I’m not worried about her lack of weight gain. She is healthy, growing well, not overly skinny. She has become some what of a pickier eater. I wouldn’t say she IS a picky eater… just pickier than is normal for her. I guess that goes with her age though.

She put herself in time out today. It was awesome. She spit water at me and I told her to go to time out. She ran over to the time out spot by the front door and turned around until I was finished counting to 30, then came back and gave me a hug and kiss. How cute is that! I’ve only really been enforcing it for opening the fridge door (which she does all the time) for the last two days and she already gets it! Well, maybe she doesn’t get it, but she knows the routine!

Adoption Update:

We are trying to sift through a lot of burocracy. There is so much to consider. So many different rules for each different country. We might have to change agencies because our original agency doesn’t work in one of the countries we are seriously considering. The cost for our lastest country of interest is more than any others. I tend to get a bit stressed about the details and finances but Jon has an “it will all work out some how” attitude. It is actually really refreshing. He is being so positive about it, which is slightly uncharacteristic. It does help to ease my mind and keep me convinced that we are doing the right thing. So much uncertainty though.

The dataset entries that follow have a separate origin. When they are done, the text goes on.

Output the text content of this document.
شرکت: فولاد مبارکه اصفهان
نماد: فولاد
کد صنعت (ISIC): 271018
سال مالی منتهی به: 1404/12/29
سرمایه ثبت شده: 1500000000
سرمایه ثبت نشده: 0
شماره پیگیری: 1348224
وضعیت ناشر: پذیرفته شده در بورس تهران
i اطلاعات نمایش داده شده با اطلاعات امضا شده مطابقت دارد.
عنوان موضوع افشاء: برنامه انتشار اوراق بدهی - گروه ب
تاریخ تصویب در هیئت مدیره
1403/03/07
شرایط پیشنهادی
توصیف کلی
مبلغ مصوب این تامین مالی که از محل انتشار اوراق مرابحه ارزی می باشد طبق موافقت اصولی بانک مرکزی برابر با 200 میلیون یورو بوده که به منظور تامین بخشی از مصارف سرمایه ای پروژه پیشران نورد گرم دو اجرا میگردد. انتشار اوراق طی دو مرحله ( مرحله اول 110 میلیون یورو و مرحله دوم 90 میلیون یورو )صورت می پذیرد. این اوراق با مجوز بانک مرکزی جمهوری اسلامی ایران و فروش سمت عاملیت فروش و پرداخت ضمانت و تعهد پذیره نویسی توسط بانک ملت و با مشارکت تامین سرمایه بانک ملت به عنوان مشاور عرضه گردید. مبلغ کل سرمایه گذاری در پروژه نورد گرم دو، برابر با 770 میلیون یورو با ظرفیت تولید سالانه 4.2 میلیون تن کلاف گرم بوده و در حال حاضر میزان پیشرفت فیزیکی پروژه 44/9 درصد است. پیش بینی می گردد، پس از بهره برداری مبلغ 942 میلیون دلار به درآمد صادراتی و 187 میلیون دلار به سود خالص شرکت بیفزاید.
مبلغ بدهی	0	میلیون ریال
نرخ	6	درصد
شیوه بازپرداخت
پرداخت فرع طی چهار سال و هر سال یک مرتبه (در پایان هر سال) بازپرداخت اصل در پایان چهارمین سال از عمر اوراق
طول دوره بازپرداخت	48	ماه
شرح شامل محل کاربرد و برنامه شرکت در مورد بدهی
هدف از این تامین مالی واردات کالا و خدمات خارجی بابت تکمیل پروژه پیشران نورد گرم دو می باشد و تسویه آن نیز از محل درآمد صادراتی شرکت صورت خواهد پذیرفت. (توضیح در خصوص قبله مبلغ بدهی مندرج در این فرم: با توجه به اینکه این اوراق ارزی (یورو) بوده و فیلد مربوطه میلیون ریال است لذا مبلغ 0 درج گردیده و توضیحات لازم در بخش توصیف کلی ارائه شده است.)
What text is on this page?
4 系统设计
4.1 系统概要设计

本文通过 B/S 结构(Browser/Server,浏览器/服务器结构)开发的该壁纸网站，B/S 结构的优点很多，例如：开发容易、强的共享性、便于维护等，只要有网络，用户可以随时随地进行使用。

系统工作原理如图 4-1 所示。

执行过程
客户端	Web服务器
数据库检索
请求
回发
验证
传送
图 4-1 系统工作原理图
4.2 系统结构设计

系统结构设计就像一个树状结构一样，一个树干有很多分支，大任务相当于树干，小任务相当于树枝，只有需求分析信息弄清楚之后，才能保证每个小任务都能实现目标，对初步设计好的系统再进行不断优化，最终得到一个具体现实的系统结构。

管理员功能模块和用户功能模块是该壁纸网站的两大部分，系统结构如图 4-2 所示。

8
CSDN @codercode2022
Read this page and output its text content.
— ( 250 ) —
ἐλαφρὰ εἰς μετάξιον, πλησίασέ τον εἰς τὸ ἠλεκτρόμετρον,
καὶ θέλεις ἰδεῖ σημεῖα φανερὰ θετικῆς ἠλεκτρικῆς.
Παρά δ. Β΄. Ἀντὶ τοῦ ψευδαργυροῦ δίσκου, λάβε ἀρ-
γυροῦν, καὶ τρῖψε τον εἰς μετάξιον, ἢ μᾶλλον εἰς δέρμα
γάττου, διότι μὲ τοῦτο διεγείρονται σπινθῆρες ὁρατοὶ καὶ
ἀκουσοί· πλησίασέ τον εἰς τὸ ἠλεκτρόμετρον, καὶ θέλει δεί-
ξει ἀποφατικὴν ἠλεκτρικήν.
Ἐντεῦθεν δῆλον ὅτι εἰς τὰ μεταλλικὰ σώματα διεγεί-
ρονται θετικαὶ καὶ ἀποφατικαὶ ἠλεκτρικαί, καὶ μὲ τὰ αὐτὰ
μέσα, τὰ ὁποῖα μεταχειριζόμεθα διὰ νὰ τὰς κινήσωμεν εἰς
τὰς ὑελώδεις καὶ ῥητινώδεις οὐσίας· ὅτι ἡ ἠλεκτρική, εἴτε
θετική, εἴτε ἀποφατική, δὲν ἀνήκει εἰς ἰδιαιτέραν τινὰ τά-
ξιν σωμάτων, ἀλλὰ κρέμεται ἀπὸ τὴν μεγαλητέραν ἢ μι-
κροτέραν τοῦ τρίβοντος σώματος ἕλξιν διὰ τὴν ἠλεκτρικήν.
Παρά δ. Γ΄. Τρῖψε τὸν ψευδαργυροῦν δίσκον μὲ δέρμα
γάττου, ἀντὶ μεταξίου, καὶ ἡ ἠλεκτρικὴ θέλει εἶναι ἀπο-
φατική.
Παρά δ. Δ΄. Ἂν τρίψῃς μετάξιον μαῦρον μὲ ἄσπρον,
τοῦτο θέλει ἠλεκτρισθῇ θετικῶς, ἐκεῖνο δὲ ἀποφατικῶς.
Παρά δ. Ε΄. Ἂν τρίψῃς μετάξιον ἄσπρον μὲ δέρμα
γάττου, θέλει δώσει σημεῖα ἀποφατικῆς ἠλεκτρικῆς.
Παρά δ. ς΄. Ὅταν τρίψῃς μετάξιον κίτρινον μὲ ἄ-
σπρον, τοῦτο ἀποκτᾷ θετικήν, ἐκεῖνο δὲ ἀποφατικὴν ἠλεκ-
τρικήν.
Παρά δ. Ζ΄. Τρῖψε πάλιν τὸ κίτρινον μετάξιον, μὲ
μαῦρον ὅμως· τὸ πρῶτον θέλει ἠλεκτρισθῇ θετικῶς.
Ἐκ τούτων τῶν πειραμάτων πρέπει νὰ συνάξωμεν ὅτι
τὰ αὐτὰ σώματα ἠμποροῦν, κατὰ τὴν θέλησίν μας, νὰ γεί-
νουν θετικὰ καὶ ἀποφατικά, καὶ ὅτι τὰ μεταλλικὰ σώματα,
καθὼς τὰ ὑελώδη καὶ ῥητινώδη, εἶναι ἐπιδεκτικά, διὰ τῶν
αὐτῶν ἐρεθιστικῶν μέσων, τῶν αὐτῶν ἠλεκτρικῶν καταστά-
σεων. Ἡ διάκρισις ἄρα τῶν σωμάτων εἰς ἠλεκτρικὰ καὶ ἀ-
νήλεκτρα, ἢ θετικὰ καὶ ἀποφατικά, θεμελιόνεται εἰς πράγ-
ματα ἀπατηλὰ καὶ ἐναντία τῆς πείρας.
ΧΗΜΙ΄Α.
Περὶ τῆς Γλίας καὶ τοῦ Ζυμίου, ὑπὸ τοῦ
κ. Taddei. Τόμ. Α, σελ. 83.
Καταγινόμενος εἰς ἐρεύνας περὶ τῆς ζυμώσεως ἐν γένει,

We can’t do an actual commitment to a waiting chuld until we know which counrty we’ll be able to adopt from. I so want to know what my daughter looks like and start showing her picture off to people 🙂 I think this is a lesson in patience and faith. I don’t have much of those sometimes.

Freaking Out A Bit

The evening after I told everyone that we are going ahead with an adoption I started freaking out. All the worries about the adoption process, our ability and readiness, finances, atatchment, health of the child, impact on Livi, impact on the child, the trials of her development, EVERYTHING! I still believe that adopting is the right thing for us and we did think and talk about all of these issues before deciding, but everything just seems to be flooding me the last few days.

My biggest concern, at this moment anyway, is the money. International adoption is SO expensive. How are we going to afford it? What have we committed to? We had wanted to buy a home before she comes in to our lives but I’m not so sure that is going to happen this year. We don’t have enough equity in our condo to pay for a down payment for a house so I need to come to terms with staying here a little longer than I hoped. I miss having a yard. I was hoping that we would have one by the summer time so Livi play in it. Oh well. Financially it is a better idea if we wait… after all we are wanting to spend $25,000 this year! If we get “Maggy jr.” earlier than we expect the girls will just have to get used to sharing a small room and I’ll need to make an extra effort to get out of the house everyday.

Even though I am freaking out about the journey ahead I am so excited. I can’t wait for the girls to start playing together, getting that first hug, and having her call me mommy for the first time (if she is verbal). Becoming parents again is going to be such a different experience than becoming parents to Livi. I can’t wait to start it!